Le marionnettiste en quête est devenu ermite et monastique

Nous sommes le 14 septembre 1989 au théâtre d’Anvers, huit heures moins cinq. Le marionnettiste et dramaturge Jozef van den Berg entre et annonce au public que le spectacle est annulé. Assez d’attente la performance serait appelée, une variation sur En attendant Godot par Samuel Beckett. Cet après-midi-là, témoigne Van den Berg, Dieu l’a « appelé ». Il ne se produira plus jamais à partir de ce moment.

C’est l’un des événements les plus marquants du théâtre néerlandais. 40 000 billets ont été vendus et le public peut récupérer son argent. Jusqu’alors, Van den Berg était considéré comme l’un des plus grands marionnettistes de notre pays, se produisant aussi bien pour les enfants que pour les adultes. Il fut l’un des premiers à retirer le rideau du théâtre de marionnettes, afin que lui et ses marionnettes soient visibles en tant que joueurs sur scène.
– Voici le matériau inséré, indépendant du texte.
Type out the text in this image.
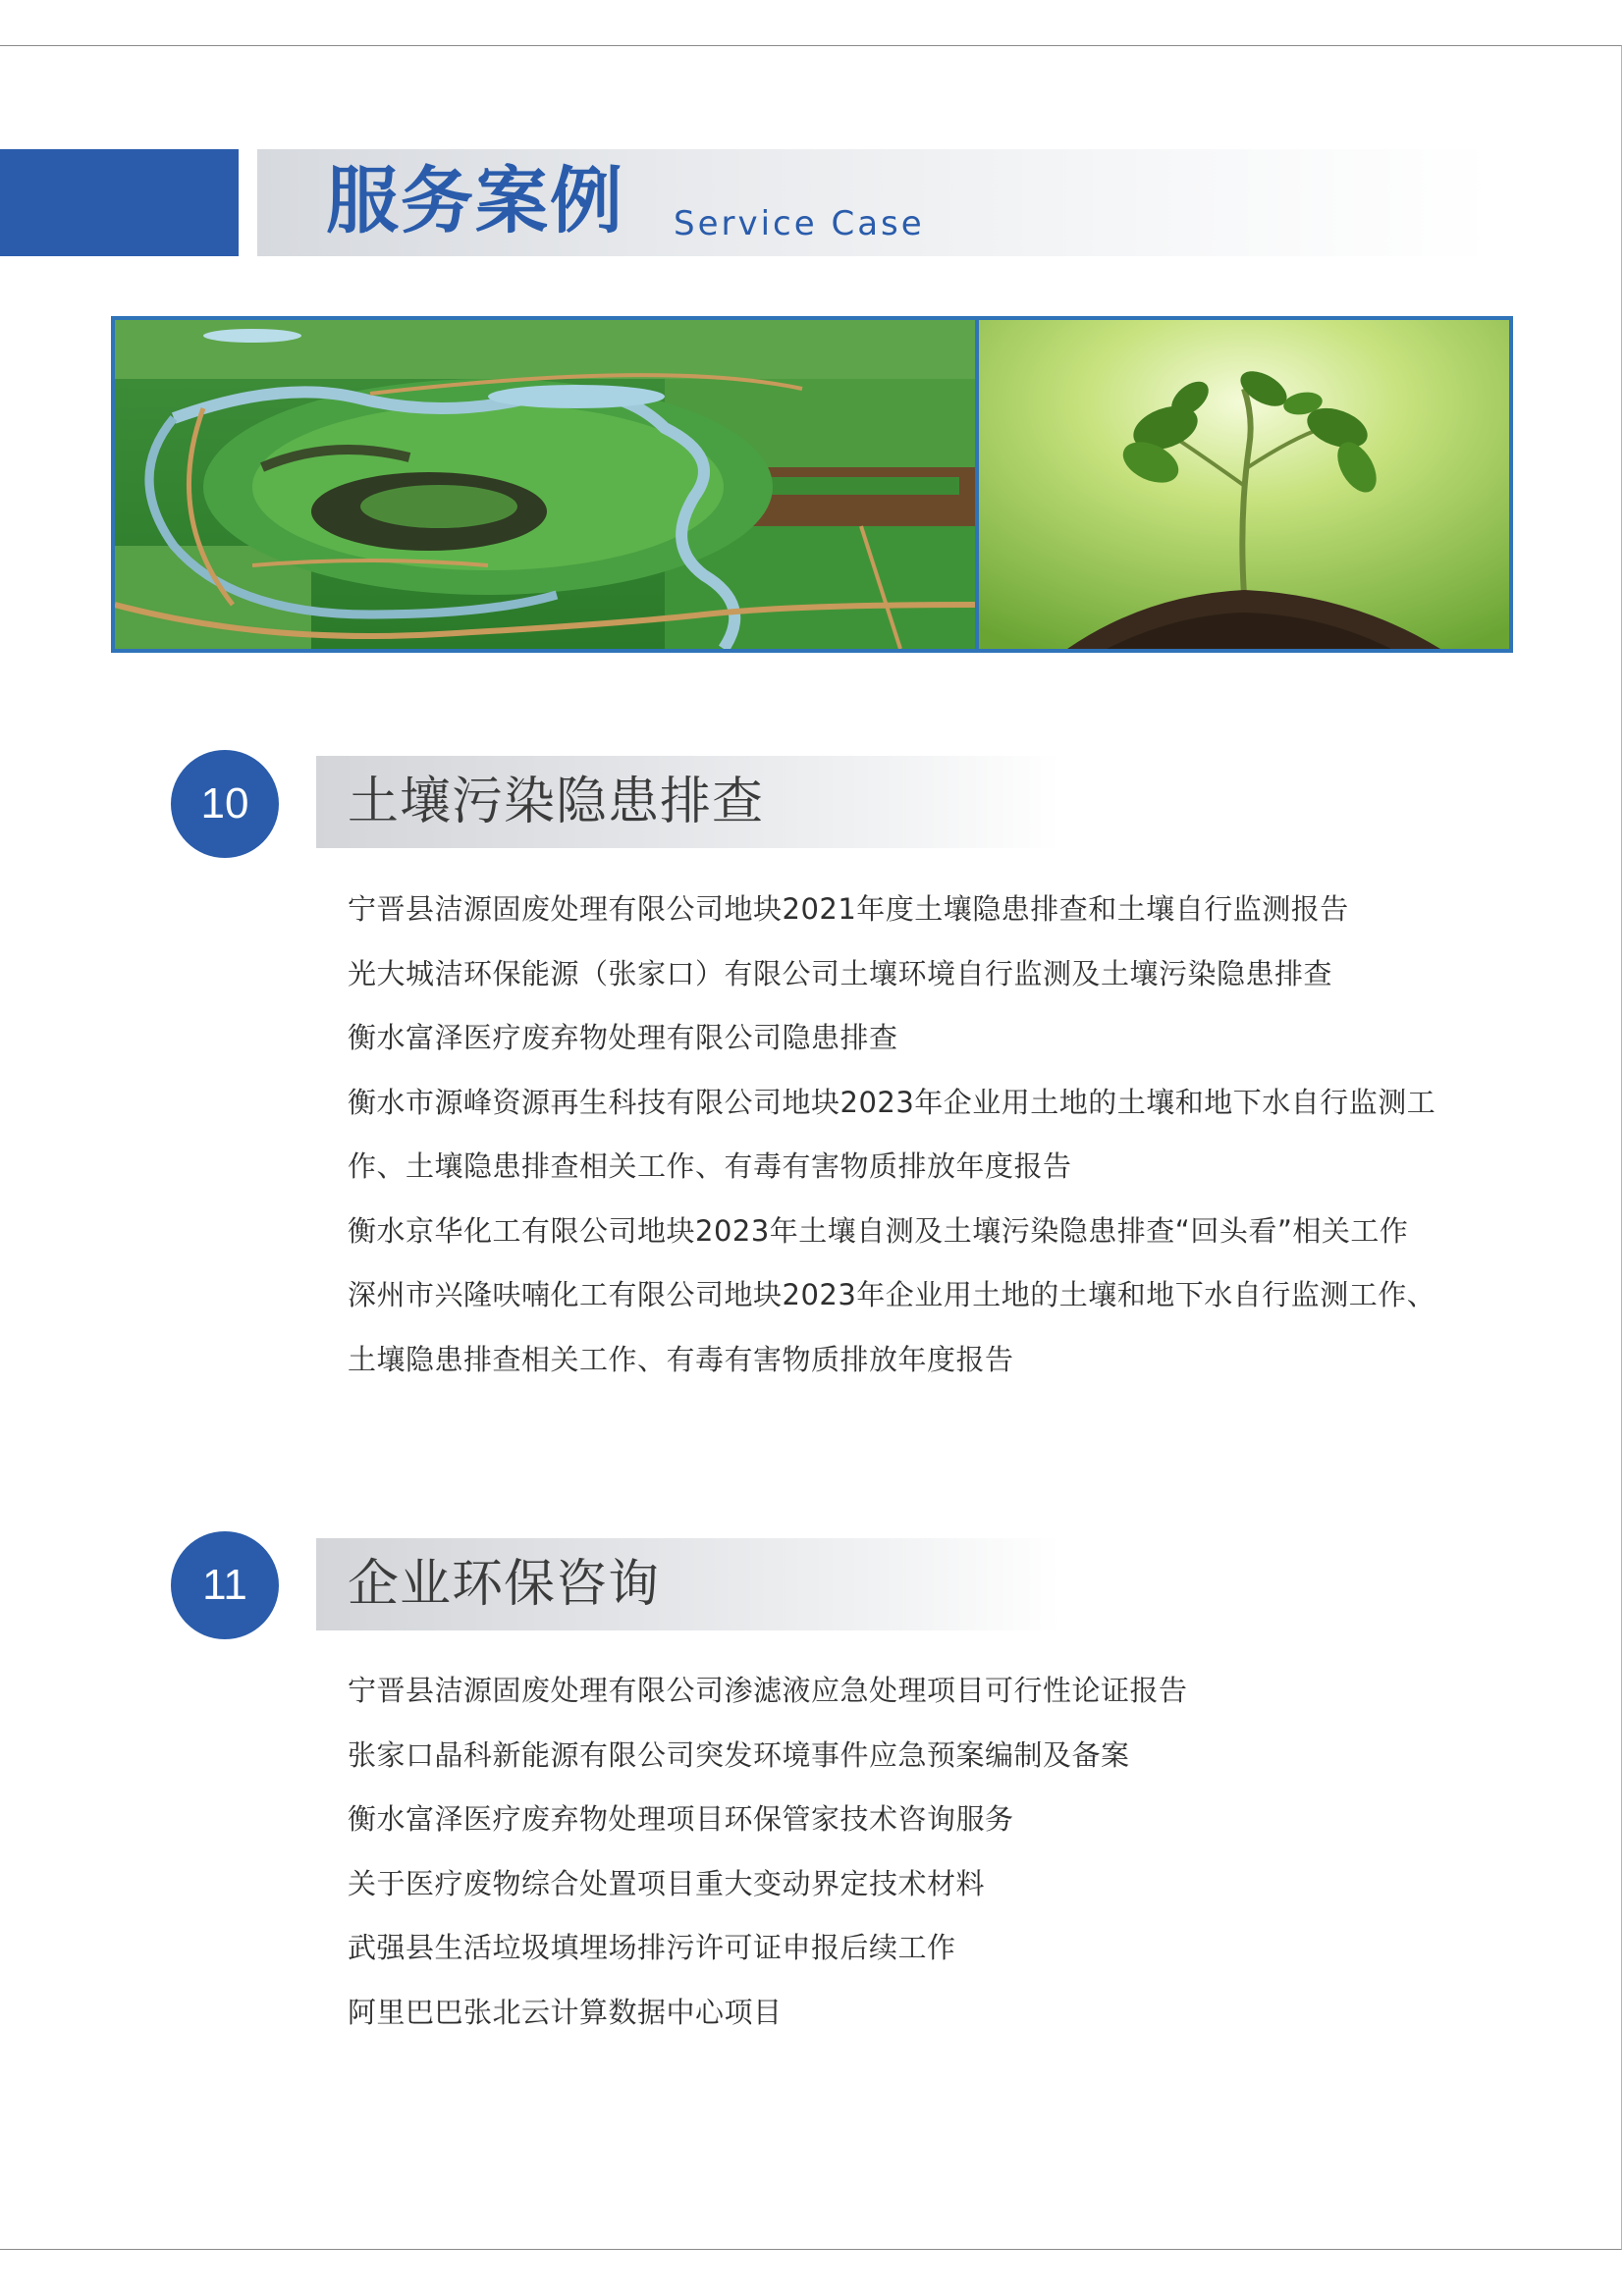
服务案例 Service Case
10	土壤污染隐患排查
宁晋县洁源固废处理有限公司地块2021年度土壤隐患排查和土壤自行监测报告
光大城洁环保能源（张家口）有限公司土壤环境自行监测及土壤污染隐患排查
衡水富泽医疗废弃物处理有限公司隐患排查
衡水市源峰资源再生科技有限公司地块2023年企业用土地的土壤和地下水自行监测工
作、土壤隐患排查相关工作、有毒有害物质排放年度报告
衡水京华化工有限公司地块2023年土壤自测及土壤污染隐患排查“回头看”相关工作
深州市兴隆呋喃化工有限公司地块2023年企业用土地的土壤和地下水自行监测工作、
土壤隐患排查相关工作、有毒有害物质排放年度报告
11	企业环保咨询
宁晋县洁源固废处理有限公司渗滤液应急处理项目可行性论证报告
张家口晶科新能源有限公司突发环境事件应急预案编制及备案
衡水富泽医疗废弃物处理项目环保管家技术咨询服务
关于医疗废物综合处置项目重大变动界定技术材料
武强县生活垃圾填埋场排污许可证申报后续工作
阿里巴巴张北云计算数据中心项目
Van den Berg est décédé la semaine dernière en Grèce, au monastère orthodoxe de la Transfiguration à Sochos, non loin de Thessalonique. Il avait 74 ans. Il est né le 22 août 1949 à Beers (Brabant-Septentrional) et voulait devenir prêtre lorsqu’il était enfant. Très jeune, il joue le rôle d’un pharisien dans une pièce de la passion de Cuijk. Durant ses années de lycée, il était actif dans le théâtre scolaire. En 1960, il fréquente l’école d’art dramatique d’Arnhem pendant deux ans. Après son mariage, le couple est allé vivre à Groningue, où il a demandé une aide pour voyager à travers le pays en cheval et en charrette et présenter un théâtre de marionnettes ambulant. L’une de ses enfants est Lotte van den Berg, elle-même réalisatrice.

Local à vélos

Bien plus que grâce à son théâtre, Van den Berg a acquis une renommée nationale grâce à sa conversion à l’Église orthodoxe. Il vivait en ermite dans un local à vélos près de la mairie de Neerijnen en Gueldre, un endroit que « Dieu lui avait montré », comme il le disait. souligné à plusieurs reprises dans les interviews. Il a ensuite séjourné dans une cabane et une chapelle qu’il avait lui-même construites, où il recevait des personnes aux prises avec des problèmes religieux.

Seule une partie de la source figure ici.